L’affaire allait pourtant «être réchauffée» en novembre 2012. «Après avoir obtenu en commission un briefing du nouveau directeur du SREL, François Bausch s’est présenté devant la presse, qui comme par hasard était présente, pour dénoncer les faits. Mais il a omis de dire qu’il était au courant depuis 2009.» Il est à noter que les journalistes sont régulièrement présents à la Chambre pour couvrir les réunions des différentes commissions parlementaires.

Xavier Bettel, devenu Premier ministre après la chute de Jean-Claude Juncker en juillet 2013, s’est lui aussi retrouvé dans le viseur de l’ex-agent. André Kemmer est revenu sur l’épisode de fin 2012 où il a consulté le député Bettel, alors membre de la commission d’enquête parlementaire sur le SREL. «Je voulais son avis comme juriste pour éviter que j’entrave la loi sur le secret auquel sont soumis les agents du SREL», affirme-t-il. «Cela s’est bien déroulé, mais deux phrases clés sont tombées. De un, Xavier Bettel m’a dit qu’il était au courant depuis 2009. Et ensuite, il m’a dit que cela ne pouvait plus continuer avec Jean-Claude Juncker, déjà affaibli par l’affaire Livange-Wickrange.»

André Kemmer suppose que la Chambre des députés, et plus particulièrement l’opposition verte et libérale, se trouvait à la base des fuites qui ont déclenché fin 2012 l’affaire du SREL. Il dénonce que «nous trois sommes traînés sur la place publique alors qu’on ne peut pas se défendre».

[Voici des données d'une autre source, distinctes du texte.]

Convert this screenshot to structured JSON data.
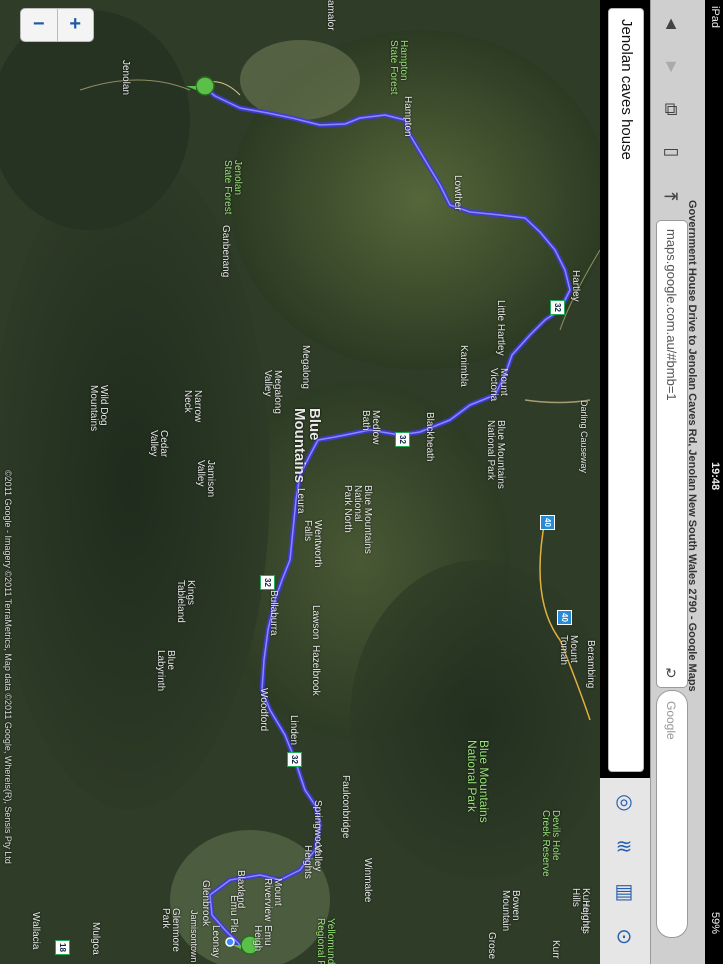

L’avocat de Marco Mille demande l’acquittement

Ce mardi, les plaidoiries ont commencé devant la 12e chambre correctionnelle du tribunal d’arrondissement de Luxembourg. Me Niedner, avocat de Marco Mille, a demandé l’acquittement de son client. «L’écoute a été autorisée et ordonnée par le Premier ministre», a martelé le conseil de l’ancien directeur du SREL. Mercredi, les avocats de Frank Schneider et André Kemmer devraient à leur tour demander l’acquittement de leurs clients.

Le dernier mot appartiendra au parquet, qui aura la charge de convaincre les juges que les trois ex-agents ont mené une écoute illégale. Les autres infractions concernent notamment une entrave à la vie privée, la violation de la protection des données ainsi que des faits de détournement ou de recel.